Secondly, the study found that in aqueous solution, most of these peptides are rich in β-sheet nanostructures. In the β-sheet arrangement, all the hydrophilic residues of the peptide are arranged on one side, while the hydrophobic residues are arranged on the other side. This unique amphiphilic nature of the peptide allows it to interact with both hydrophilic and hydrophobic molecules. In addition, the immune response of these peptides was difficult to detect after entering the animal body, indicating that they have good biocompatibility.

Nanoparticles as Antitumor Drug Carriers

Ideal antitumor drugs should be able to specifically enter tumor cells. At the same time, some factors, such as the unstable environment in the body and the toxicity caused by high doses, also limit the application of anticancer drugs.

Nanoparticles can be targeted through surface modification or the use of special materials, which is beneficial to the absorption of insoluble drugs and improves the bioavailability of drugs. The therapeutic field has broad application prospects.

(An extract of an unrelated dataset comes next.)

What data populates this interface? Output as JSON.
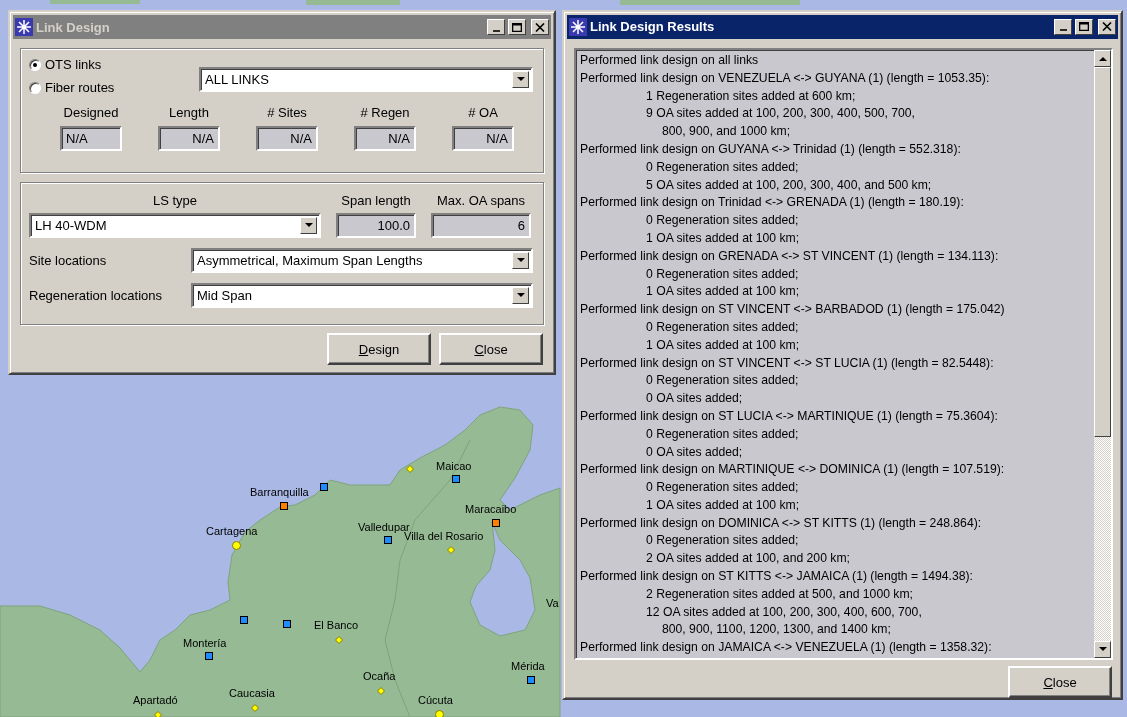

Nanoparticles can be prepared by physical, chemical and physicochemical methods, among which physical methods are the most commonly used. According to the different formation mechanisms of nanoparticles, it can be divided into monomer polymerization and polymer material dispersion methods.

Popular nanoparticle drug carriers include polymer micelles, nanoliposomes, mesoporous silica, gold nanoparticles, etc.

Gold nanoparticles (AuNPs)

Gold nanoparticles (AuNPs) are one of the common inorganic nanomaterials, which have the advantages of low toxicity, good biocompatibility, and easy surface functionalization. Due to the special physical, chemical and optical properties of gold nanoparticles, drug carriers modified with gold nanoparticles have been widely used in medical imaging and cancer treatment in recent years.

Summary on Antitumor Carriers and Peptides：

Researchers have carried out a lot of research on drug carrier materials, enriched the types of drug carrier materials, improved their intelligence, and effectively promoted the application of drug carrier materials in antitumor drug therapy.

However, the stability, uniformity, and safety of anti-tumor drug carrier materials need to be further studied in order to further promote the clinical application of anti-tumor drug carrier materials.